Div I men's basketball has something like 350 teams or some such number; they use formulas to an extent and eventually resort to a smoke-filled room because they cannot refine their formulas over such a large pool. If you go proportional, Div I hockey has a far larger percentage of teams making the tournament than Div I basketball. While we might have 3 or 4 teams on the bubble, they'd have 15 or 20 teams on the bubble.
 
Re: Pairwise and Bracketology 2013 Edition

Yes, I get all this. But, the fact remains that St. Cloud did play those games and did win. It is not fair to ignore them. If St. Cloud won 3 of 4 and Minn. won 1 of 2, St. Cloud would get credit for those extra two wins giving them .750 for that record compared to Minnesota getting .500. So, why is that a sweep discounts the wins where as non-sweeps recognize every game??? The old method was flawed but better than the new method by far!

Because 3 of 4 is 75% and 1 of 2 is 50%, so it is obvious that 75%>50%. How is 100%>100%? They are equal. In your hypothetical scenario, it is not fair to ignore that Minnesota was not given an opportunity to play UAA two more times. They both took care of business (i.e. swept) given their schedule.
 
Re: Pairwise and Bracketology 2013 Edition

The size of the field is definitely a factor, as is the size of the pool of eligible teams. Div I hockey has a relatively small pool from which to draw, which means that the "six degrees of separation" is only two or three degrees....even if my team didn't play your team this year, chances are pretty high that both teams played the same third team somewhere along the line.

Div I men's basketball has something like 350 teams or some such number; they use formulas to an extent and eventually resort to a smoke-filled room because they cannot refine their formulas over such a large pool. If you go proportional, Div I hockey has a far larger percentage of teams making the tournament than Div I basketball. While we might have 3 or 4 teams on the bubble, they'd have 15 or 20 teams on the bubble.

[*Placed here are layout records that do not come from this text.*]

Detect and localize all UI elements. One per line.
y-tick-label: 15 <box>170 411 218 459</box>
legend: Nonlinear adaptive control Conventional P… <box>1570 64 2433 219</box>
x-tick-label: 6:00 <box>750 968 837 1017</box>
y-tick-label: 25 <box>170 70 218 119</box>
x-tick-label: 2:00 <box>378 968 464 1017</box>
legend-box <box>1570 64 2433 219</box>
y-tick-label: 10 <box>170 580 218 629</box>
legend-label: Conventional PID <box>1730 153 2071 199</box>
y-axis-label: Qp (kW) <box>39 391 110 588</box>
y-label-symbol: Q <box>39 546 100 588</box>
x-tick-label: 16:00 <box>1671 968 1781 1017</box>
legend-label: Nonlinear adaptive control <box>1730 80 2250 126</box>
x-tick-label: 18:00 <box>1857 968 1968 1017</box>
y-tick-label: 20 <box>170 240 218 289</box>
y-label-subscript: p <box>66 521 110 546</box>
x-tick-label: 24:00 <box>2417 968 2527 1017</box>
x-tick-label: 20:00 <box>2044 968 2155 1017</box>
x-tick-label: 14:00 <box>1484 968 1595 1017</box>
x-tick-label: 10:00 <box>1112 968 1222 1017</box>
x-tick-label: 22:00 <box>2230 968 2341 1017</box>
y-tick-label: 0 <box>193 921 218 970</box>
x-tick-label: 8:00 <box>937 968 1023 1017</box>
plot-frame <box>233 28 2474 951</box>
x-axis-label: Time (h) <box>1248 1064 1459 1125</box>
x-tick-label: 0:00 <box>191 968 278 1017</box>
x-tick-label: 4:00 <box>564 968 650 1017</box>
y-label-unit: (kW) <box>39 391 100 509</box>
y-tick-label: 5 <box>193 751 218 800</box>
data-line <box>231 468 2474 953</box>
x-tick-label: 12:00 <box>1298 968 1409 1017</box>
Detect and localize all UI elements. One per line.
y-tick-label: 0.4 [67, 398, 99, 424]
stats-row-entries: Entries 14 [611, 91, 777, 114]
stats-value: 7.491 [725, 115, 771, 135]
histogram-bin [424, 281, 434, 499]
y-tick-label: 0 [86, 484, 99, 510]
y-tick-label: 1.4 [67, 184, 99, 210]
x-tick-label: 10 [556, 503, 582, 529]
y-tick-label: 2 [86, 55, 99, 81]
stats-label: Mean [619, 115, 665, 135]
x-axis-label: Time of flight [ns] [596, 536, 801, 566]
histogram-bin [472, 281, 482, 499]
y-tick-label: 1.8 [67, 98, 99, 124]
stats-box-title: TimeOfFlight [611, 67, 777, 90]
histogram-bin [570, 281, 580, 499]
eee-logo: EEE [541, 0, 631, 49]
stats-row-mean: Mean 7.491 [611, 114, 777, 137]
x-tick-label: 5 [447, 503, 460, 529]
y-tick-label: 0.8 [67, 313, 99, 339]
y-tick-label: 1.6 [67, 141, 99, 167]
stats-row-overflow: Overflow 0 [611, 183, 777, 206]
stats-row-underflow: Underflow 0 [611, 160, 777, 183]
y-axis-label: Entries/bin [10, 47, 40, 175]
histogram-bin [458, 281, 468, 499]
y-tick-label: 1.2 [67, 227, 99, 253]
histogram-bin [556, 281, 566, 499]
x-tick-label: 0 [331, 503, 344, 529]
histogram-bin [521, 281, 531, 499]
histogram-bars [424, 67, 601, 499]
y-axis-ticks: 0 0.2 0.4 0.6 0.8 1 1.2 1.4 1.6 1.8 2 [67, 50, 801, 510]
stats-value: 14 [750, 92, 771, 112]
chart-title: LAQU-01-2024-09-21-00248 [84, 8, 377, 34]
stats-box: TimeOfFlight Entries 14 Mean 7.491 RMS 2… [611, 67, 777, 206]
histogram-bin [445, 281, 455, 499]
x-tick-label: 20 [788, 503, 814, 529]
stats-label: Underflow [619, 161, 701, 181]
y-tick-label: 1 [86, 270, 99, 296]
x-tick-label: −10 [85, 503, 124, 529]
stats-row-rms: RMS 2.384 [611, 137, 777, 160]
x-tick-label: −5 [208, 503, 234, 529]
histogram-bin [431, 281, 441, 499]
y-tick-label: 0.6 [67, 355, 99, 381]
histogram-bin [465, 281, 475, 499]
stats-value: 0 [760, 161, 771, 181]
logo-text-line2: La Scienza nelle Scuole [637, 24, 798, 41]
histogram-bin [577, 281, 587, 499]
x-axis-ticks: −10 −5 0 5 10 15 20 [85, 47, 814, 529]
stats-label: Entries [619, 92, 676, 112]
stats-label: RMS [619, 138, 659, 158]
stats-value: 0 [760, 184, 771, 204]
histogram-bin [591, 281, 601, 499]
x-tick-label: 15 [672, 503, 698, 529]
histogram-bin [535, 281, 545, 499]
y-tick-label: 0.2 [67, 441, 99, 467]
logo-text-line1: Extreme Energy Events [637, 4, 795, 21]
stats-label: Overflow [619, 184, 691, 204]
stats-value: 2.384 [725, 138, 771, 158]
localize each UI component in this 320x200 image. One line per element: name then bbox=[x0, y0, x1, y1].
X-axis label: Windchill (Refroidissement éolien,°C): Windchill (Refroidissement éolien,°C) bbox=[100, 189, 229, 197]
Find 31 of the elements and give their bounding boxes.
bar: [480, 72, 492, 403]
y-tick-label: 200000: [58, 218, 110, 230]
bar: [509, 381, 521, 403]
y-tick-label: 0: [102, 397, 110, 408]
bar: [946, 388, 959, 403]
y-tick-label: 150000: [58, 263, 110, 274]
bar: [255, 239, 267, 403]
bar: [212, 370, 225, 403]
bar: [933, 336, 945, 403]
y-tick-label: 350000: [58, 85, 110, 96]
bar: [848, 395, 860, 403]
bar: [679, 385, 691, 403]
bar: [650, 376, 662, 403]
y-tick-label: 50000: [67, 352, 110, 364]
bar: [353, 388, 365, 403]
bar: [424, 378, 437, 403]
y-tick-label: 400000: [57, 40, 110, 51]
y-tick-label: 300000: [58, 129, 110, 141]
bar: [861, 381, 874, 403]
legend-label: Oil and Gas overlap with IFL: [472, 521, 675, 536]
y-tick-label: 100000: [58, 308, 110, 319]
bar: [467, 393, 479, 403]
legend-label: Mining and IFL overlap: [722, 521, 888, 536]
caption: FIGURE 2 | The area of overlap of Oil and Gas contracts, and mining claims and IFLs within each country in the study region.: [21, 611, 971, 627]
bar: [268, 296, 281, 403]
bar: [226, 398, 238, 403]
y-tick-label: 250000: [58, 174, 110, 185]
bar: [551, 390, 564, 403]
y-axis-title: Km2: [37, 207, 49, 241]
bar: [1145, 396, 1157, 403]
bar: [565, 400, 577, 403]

Except that the predictive value of one game is tiny. Again, the uncertainty is such at it's impossible to say if the 3rd place team from conference A is any better than the 4th place team from conference B. Thus, the last 25% teams in are virtually indistinguishable from the first 25% teams out regardless of how the field is chosen with any level of certainty. Any time the number of teams exceeds the number of games that is going to be the case.
 
Re: Pairwise and Bracketology 2013 Edition

Because 3 of 4 is 75% and 1 of 2 is 50%, so it is obvious that 75%>50%. How is 100%>100%? They are equal. In your hypothetical scenario, it is not fair to ignore that Minnesota was not given an opportunity to play UAA two more times. They both took care of business (i.e. swept) given their schedule.

By the same account, the Minnesota was not given the opportunity to lose or tie UAA in those two games.

You should have to earn both the overall and team weighted comparisons to get the COp comparison point.
 
Re: Pairwise and Bracketology 2013 Edition

Because 3 of 4 is 75% and 1 of 2 is 50%, so it is obvious that 75%>50%. How is 100%>100%? They are equal. In your hypothetical scenario, it is not fair to ignore that Minnesota was not given an opportunity to play UAA two more times. They both took care of business (i.e. swept) given their schedule.

First half of season, they both play UAA once and lose...they're equal, right? Second half of season, St. Cloud goes on to win three more games whereas Minnesota wins one. St. Cloud won 100% in the second half and Minnesota won 100% ... are they still equal???

Also, in the given scenario, under the current method, Minnesota is NOT given the opportunity to play UAA two more times and they ARE PENALIZED because St. Cloud was and won the two extra games. Why is St. Cloud getting credit when they are 3-1 against 1-1 but NOT when they are 4-0 against 2-0???